Sambil memasang wajah penuh senyum, Sekyung perlahan menunduk membuat Yiheon tanpa sadar meremas selimut berwarna abu yang sudah melorot di pinggangnya.
Sekyung hanya mengusakkan hidung mancungnya pada hidung Yiheon dan langsung terkekeh melihat anak itu sudah memejamkan matanya.
“Mikir apa sih, Song Yiheon.” katanya sambil menyentil pelan kening Yiheon menggunakan jarinya.
Tentu saja Yiheon langsung membuka matanya lagi lalu mendelik tajam menatap Sekyung yang masih menyisakan tawa kecil namun dia belum beranjak sedikit pun di atasnya.

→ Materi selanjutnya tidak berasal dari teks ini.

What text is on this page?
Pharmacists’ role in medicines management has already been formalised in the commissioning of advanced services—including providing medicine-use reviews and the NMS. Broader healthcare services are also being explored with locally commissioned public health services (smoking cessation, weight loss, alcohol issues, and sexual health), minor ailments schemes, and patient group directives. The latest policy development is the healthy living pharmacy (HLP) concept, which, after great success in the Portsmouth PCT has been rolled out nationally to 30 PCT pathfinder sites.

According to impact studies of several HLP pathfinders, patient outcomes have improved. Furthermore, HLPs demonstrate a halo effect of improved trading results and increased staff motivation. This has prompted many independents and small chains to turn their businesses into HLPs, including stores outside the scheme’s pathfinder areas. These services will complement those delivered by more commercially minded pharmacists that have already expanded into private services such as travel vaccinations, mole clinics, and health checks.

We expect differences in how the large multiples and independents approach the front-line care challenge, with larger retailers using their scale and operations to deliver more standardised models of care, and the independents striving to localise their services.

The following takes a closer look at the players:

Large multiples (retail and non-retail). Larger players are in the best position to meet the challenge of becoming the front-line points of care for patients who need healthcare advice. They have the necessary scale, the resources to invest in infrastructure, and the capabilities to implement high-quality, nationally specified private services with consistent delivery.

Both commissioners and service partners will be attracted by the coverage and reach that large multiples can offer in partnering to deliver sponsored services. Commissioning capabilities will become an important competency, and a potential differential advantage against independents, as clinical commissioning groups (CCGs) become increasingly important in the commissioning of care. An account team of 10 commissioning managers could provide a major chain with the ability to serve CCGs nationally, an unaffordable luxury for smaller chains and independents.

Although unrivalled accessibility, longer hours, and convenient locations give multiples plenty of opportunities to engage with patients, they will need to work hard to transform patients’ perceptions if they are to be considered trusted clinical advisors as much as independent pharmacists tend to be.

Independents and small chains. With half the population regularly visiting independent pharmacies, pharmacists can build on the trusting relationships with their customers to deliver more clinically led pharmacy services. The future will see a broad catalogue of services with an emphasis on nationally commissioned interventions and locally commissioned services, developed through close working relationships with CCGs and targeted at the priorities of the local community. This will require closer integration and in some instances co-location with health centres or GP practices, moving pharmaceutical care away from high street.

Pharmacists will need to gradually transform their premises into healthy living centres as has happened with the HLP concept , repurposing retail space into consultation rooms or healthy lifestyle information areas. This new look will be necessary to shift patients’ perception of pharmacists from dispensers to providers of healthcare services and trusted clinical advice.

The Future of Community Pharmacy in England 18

“Ngeselin banget lu sumpah!” Yiheon refleks merutuk kemudian mencoba mendorong dada Sekyung agar pergi dari atasnya, namun pemuda itu tidak berniat beranjak sedikit pun.
Sekyung menggeleng pelan tanda menolak, dia malah semakin merendahkan jarak tubuhnya dan Song Yiheon tidak akan masuk untuk kedua kali dalam perangkap liciknya itu.

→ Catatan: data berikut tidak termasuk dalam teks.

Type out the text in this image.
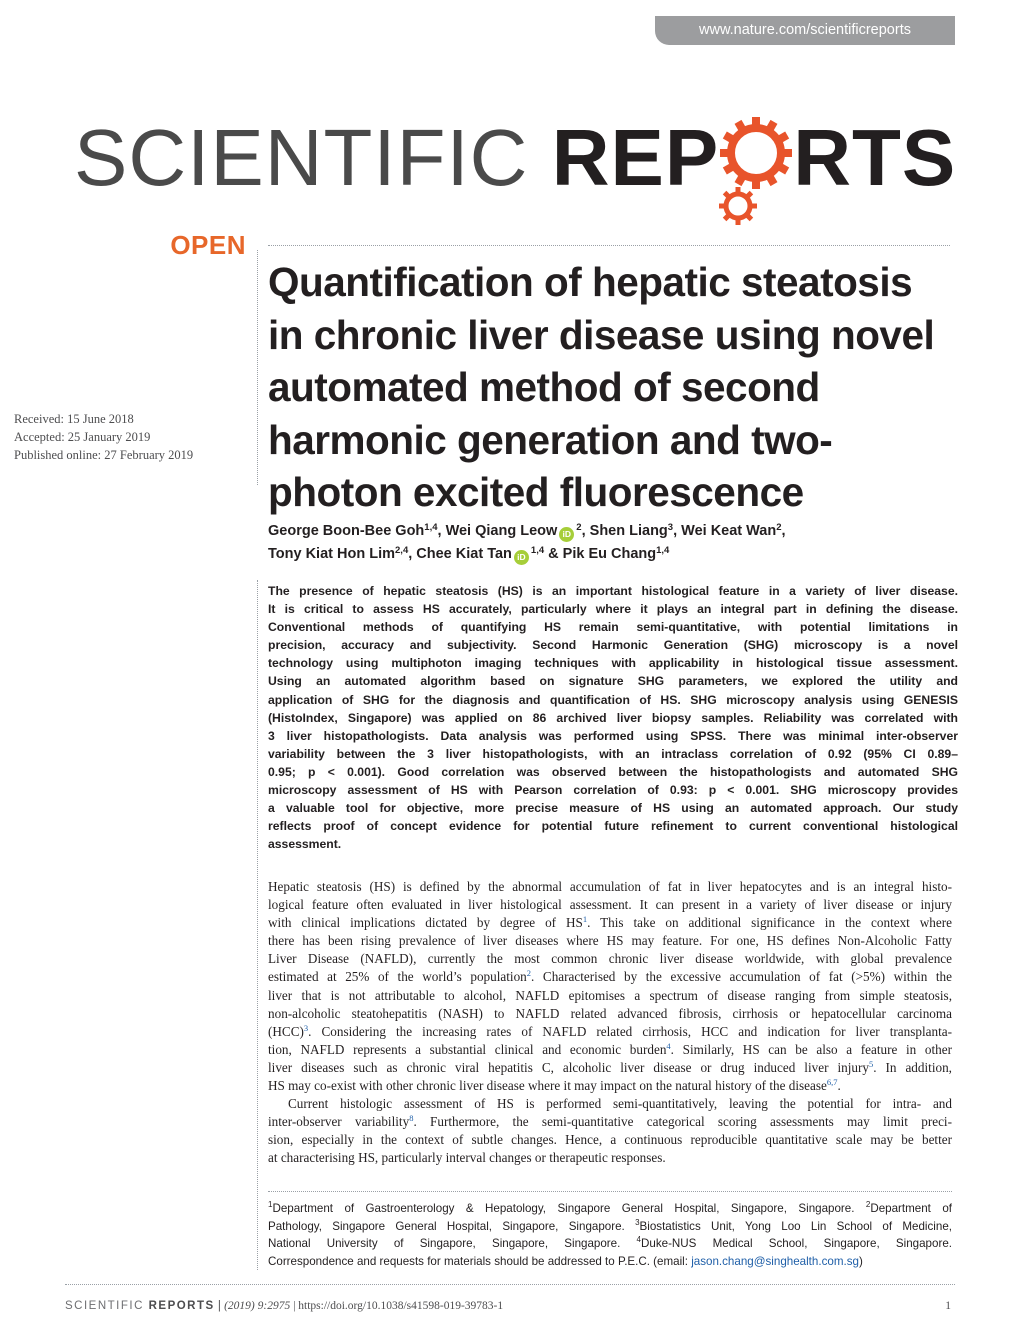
www.nature.com/scientificreports
SCIENTIFIC REP RTS
OPEN
Received: 15 June 2018
Accepted: 25 January 2019
Published online: 27 February 2019
Quantification of hepatic steatosis
in chronic liver disease using novel
automated method of second
harmonic generation and two-
photon excited fluorescence
George Boon-Bee Goh$^{1,4}$, Wei Qiang Leow $iD^2$, Shen Liang$^3$, Wei Keat Wan$^2$,
Tony Kiat Hon Lim$^{2,4}$, Chee Kiat Tan iD$^{1,4}$ & Pik Eu Chang$^{1,4}$
The presence of hepatic steatosis (HS) is an important histological feature in a variety of liver disease.
It is critical to assess HS accurately, particularly where it plays an integral part in defining the disease.
Conventional methods of quantifying HS remain semi-quantitative, with potential limitations in
precision, accuracy and subjectivity. Second Harmonic Generation (SHG) microscopy is a novel
technology using multiphoton imaging techniques with applicability in histological tissue assessment.
Using an automated algorithm based on signature SHG parameters, we explored the utility and
application of SHG for the diagnosis and quantification of HS. SHG microscopy analysis using GENESIS
(HistoIndex, Singapore) was applied on 86 archived liver biopsy samples. Reliability was correlated with
3 liver histopathologists. Data analysis was performed using SPSS. There was minimal inter-observer
variability between the 3 liver histopathologists, with an intraclass correlation of 0.92 (95% CI 0.89–
0.95; p < 0.001). Good correlation was observed between the histopathologists and automated SHG
microscopy assessment of HS with Pearson correlation of 0.93: p < 0.001. SHG microscopy provides
a valuable tool for objective, more precise measure of HS using an automated approach. Our study
reflects proof of concept evidence for potential future refinement to current conventional histological
assessment.
Hepatic steatosis (HS) is defined by the abnormal accumulation of fat in liver hepatocytes and is an integral histo-
logical feature often evaluated in liver histological assessment. It can present in a variety of liver disease or injury
with clinical implications dictated by degree of $HS^1$. This take on additional significance in the context where
there has been rising prevalence of liver diseases where HS may feature. For one, HS defines Non-Alcoholic Fatty
Liver Disease (NAFLD), currently the most common chronic liver disease worldwide, with global prevalence
estimated at 25% of the world’s population$^2$. Characterised by the excessive accumulation of fat (>5%) within the
liver that is not attributable to alcohol, NAFLD epitomises a spectrum of disease ranging from simple steatosis,
non-alcoholic steatohepatitis (NASH) to NAFLD related advanced fibrosis, cirrhosis or hepatocellular carcinoma
(HCC)$^3$. Considering the increasing rates of NAFLD related cirrhosis, HCC and indication for liver transplanta-
tion, NAFLD represents a substantial clinical and economic burden$^4$. Similarly, HS can be also a feature in other
liver diseases such as chronic viral hepatitis C, alcoholic liver disease or drug induced liver injury$^5$. In addition,
HS may co-exist with other chronic liver disease where it may impact on the natural history of the disease$^{6,7}$.
Current histologic assessment of HS is performed semi-quantitatively, leaving the potential for intra- and
inter-observer variability$^8$. Furthermore, the semi-quantitative categorical scoring assessments may limit preci-
sion, especially in the context of subtle changes. Hence, a continuous reproducible quantitative scale may be better
at characterising HS, particularly interval changes or therapeutic responses.
$^1$Department of Gastroenterology & Hepatology, Singapore General Hospital, Singapore, Singapore. $^2$Department of
Pathology, Singapore General Hospital, Singapore, Singapore. $^3$Biostatistics Unit, Yong Loo Lin School of Medicine,
National University of Singapore, Singapore, Singapore. $^4$Duke-NUS Medical School, Singapore, Singapore.
Correspondence and requests for materials should be addressed to P.E.C. (email: jason.chang@singhealth.com.sg)
SCIENTIFIC REPORTS | (2019) 9:2975 | https://doi.org/10.1038/s41598-019-39783-1	1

Apalagi saat tangan Sekyung itu perlahan mengusap ringan sisi wajahnya, dari mulai kening hingga menyentuh dagunya dan sengaja memegangnya sedikit lebih lama tanpa bicara apa pun.
Halah percuma walaupun ditambah trik seperti itu, gak akan mempan, batin Yiheon nyinyir.

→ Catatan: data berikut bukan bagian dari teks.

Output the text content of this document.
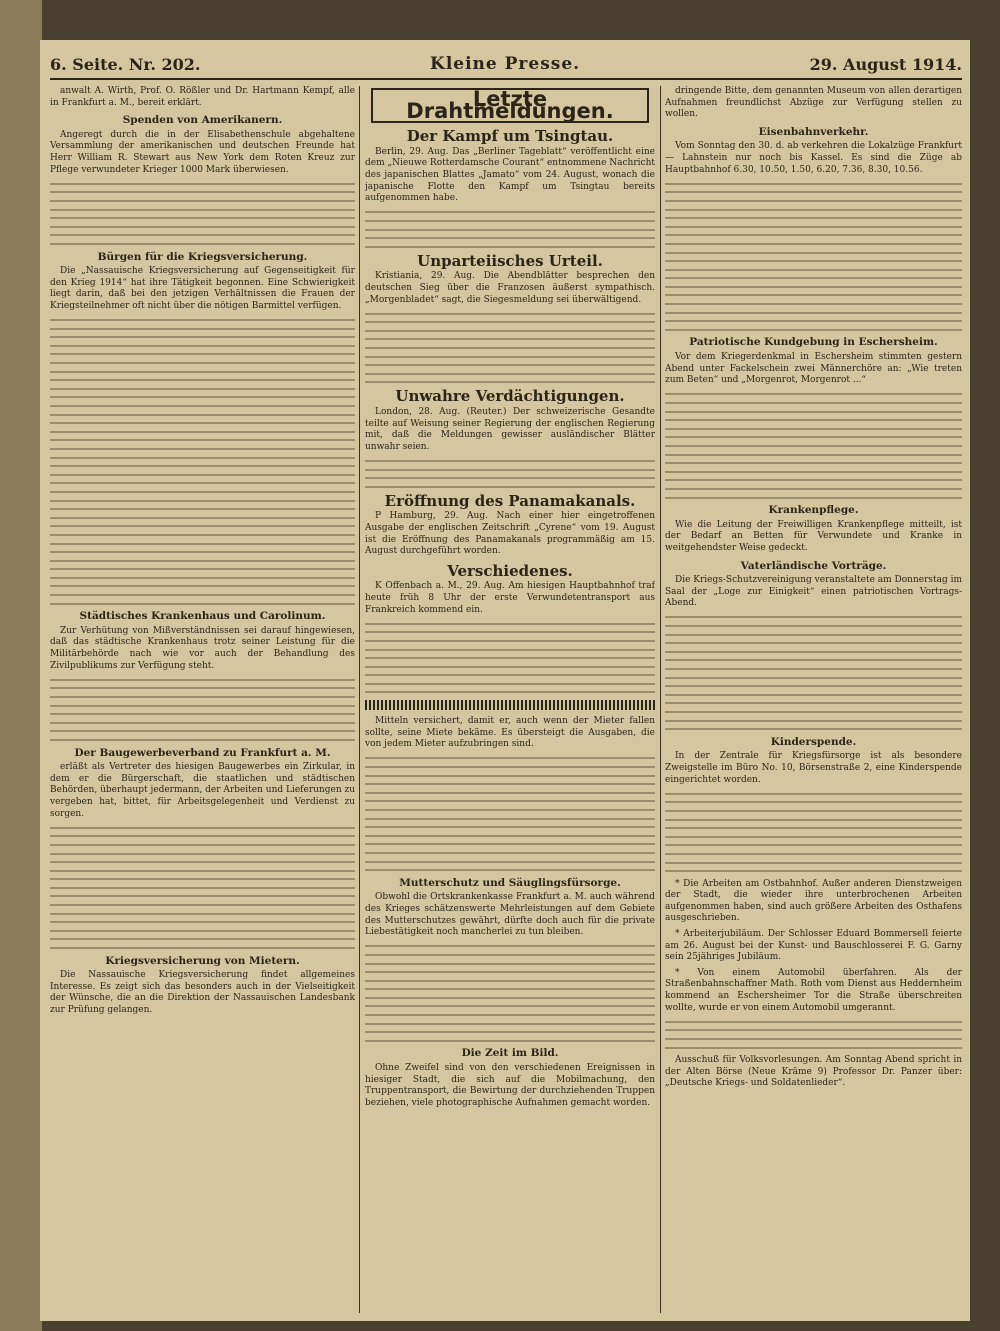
6. Seite. Nr. 202.	Kleine Presse.	29. August 1914.

anwalt A. Wirth, Prof. O. Rößler und Dr. Hartmann Kempf, alle in Frankfurt a. M., bereit erklärt.

Spenden von Amerikanern.

Angeregt durch die in der Elisabethenschule abgehaltene Versammlung der amerikanischen und deutschen Freunde hat Herr William R. Stewart aus New York dem Roten Kreuz zur Pflege verwundeter Krieger 1000 Mark überwiesen.

Bürgen für die Kriegsversicherung.

Die „Nassauische Kriegsversicherung auf Gegenseitigkeit für den Krieg 1914“ hat ihre Tätigkeit begonnen. Eine Schwierigkeit liegt darin, daß bei den jetzigen Verhältnissen die Frauen der Kriegsteilnehmer oft nicht über die nötigen Barmittel verfügen.

Städtisches Krankenhaus und Carolinum.

Zur Verhütung von Mißverständnissen sei darauf hingewiesen, daß das städtische Krankenhaus trotz seiner Leistung für die Militärbehörde nach wie vor auch der Behandlung des Zivilpublikums zur Verfügung steht.

Der Baugewerbeverband zu Frankfurt a. M.

erläßt als Vertreter des hiesigen Baugewerbes ein Zirkular, in dem er die Bürgerschaft, die staatlichen und städtischen Behörden, überhaupt jedermann, der Arbeiten und Lieferungen zu vergeben hat, bittet, für Arbeitsgelegenheit und Verdienst zu sorgen.

Kriegsversicherung von Mietern.

Die Nassauische Kriegsversicherung findet allgemeines Interesse. Es zeigt sich das besonders auch in der Vielseitigkeit der Wünsche, die an die Direktion der Nassauischen Landesbank zur Prüfung gelangen.

Letzte Drahtmeldungen.
Der Kampf um Tsingtau.

Berlin, 29. Aug. Das „Berliner Tageblatt“ veröffentlicht eine dem „Nieuwe Rotterdamsche Courant“ entnommene Nachricht des japanischen Blattes „Jamato“ vom 24. August, wonach die japanische Flotte den Kampf um Tsingtau bereits aufgenommen habe.

Unparteiisches Urteil.

Kristiania, 29. Aug. Die Abendblätter besprechen den deutschen Sieg über die Franzosen äußerst sympathisch. „Morgenbladet“ sagt, die Siegesmeldung sei überwältigend.

Unwahre Verdächtigungen.

London, 28. Aug. (Reuter.) Der schweizerische Gesandte teilte auf Weisung seiner Regierung der englischen Regierung mit, daß die Meldungen gewisser ausländischer Blätter unwahr seien.

Eröffnung des Panamakanals.

P Hamburg, 29. Aug. Nach einer hier eingetroffenen Ausgabe der englischen Zeitschrift „Cyrene“ vom 19. August ist die Eröffnung des Panamakanals programmäßig am 15. August durchgeführt worden.

Verschiedenes.

K Offenbach a. M., 29. Aug. Am hiesigen Hauptbahnhof traf heute früh 8 Uhr der erste Verwundetentransport aus Frankreich kommend ein.

Mitteln versichert, damit er, auch wenn der Mieter fallen sollte, seine Miete bekäme. Es übersteigt die Ausgaben, die von jedem Mieter aufzubringen sind.

Mutterschutz und Säuglingsfürsorge.

Obwohl die Ortskrankenkasse Frankfurt a. M. auch während des Krieges schätzenswerte Mehrleistungen auf dem Gebiete des Mutterschutzes gewährt, dürfte doch auch für die private Liebestätigkeit noch mancherlei zu tun bleiben.

Die Zeit im Bild.

Ohne Zweifel sind von den verschiedenen Ereignissen in hiesiger Stadt, die sich auf die Mobilmachung, den Truppentransport, die Bewirtung der durchziehenden Truppen beziehen, viele photographische Aufnahmen gemacht worden.

dringende Bitte, dem genannten Museum von allen derartigen Aufnahmen freundlichst Abzüge zur Verfügung stellen zu wollen.

Eisenbahnverkehr.

Vom Sonntag den 30. d. ab verkehren die Lokalzüge Frankfurt — Lahnstein nur noch bis Kassel. Es sind die Züge ab Hauptbahnhof 6.30, 10.50, 1.50, 6.20, 7.36, 8.30, 10.56.

Patriotische Kundgebung in Eschersheim.

Vor dem Kriegerdenkmal in Eschersheim stimmten gestern Abend unter Fackelschein zwei Männerchöre an: „Wie treten zum Beten“ und „Morgenrot, Morgenrot ...“

Krankenpflege.

Wie die Leitung der Freiwilligen Krankenpflege mitteilt, ist der Bedarf an Betten für Verwundete und Kranke in weitgehendster Weise gedeckt.

Vaterländische Vorträge.

Die Kriegs-Schutzvereinigung veranstaltete am Donnerstag im Saal der „Loge zur Einigkeit“ einen patriotischen Vortrags-Abend.

Kinderspende.

In der Zentrale für Kriegsfürsorge ist als besondere Zweigstelle im Büro No. 10, Börsenstraße 2, eine Kinderspende eingerichtet worden.

* Die Arbeiten am Ostbahnhof. Außer anderen Dienstzweigen der Stadt, die wieder ihre unterbrochenen Arbeiten aufgenommen haben, sind auch größere Arbeiten des Osthafens ausgeschrieben.

* Arbeiterjubiläum. Der Schlosser Eduard Bommersell feierte am 26. August bei der Kunst- und Bauschlosserei F. G. Garny sein 25jähriges Jubiläum.

* Von einem Automobil überfahren. Als der Straßenbahnschaffner Math. Roth vom Dienst aus Heddernheim kommend an Eschersheimer Tor die Straße überschreiten wollte, wurde er von einem Automobil umgerannt.

Ausschuß für Volksvorlesungen. Am Sonntag Abend spricht in der Alten Börse (Neue Kräme 9) Professor Dr. Panzer über: „Deutsche Kriegs- und Soldatenlieder“.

Tapi, ia malah meneguk ludahnya sendiri saat tatapan penuh jahil Sekyung itu berubah menjadi teduh, tidak ada senyum main-main seperti tadi karena di sudut bibirnya hanya ada senyum simpul yang terlihat begitu lembut.
Yiheon jelas masih membuka matanya saat Sekyung mengecup lembut di bibirnya dan ketika bibir tebalnya itu bergerak perlahan, lututnya malah lemas.
Sialan! kok ciuman beneran.
Yiheon sudah tidak bisa mundur selain ikut memejamkan matanya seperti yang sudah dilakukan Sekyung lebih dulu.
Choi Sekyung lagi-lagi tersenyum di antara ciumannya saat tangan Yiheon kini sudah terangkat memeluk bahunya, membawa tubuhnya semakin turun untuk memperdalam ciuman mereka yang tidak seperti tiga hari lalu.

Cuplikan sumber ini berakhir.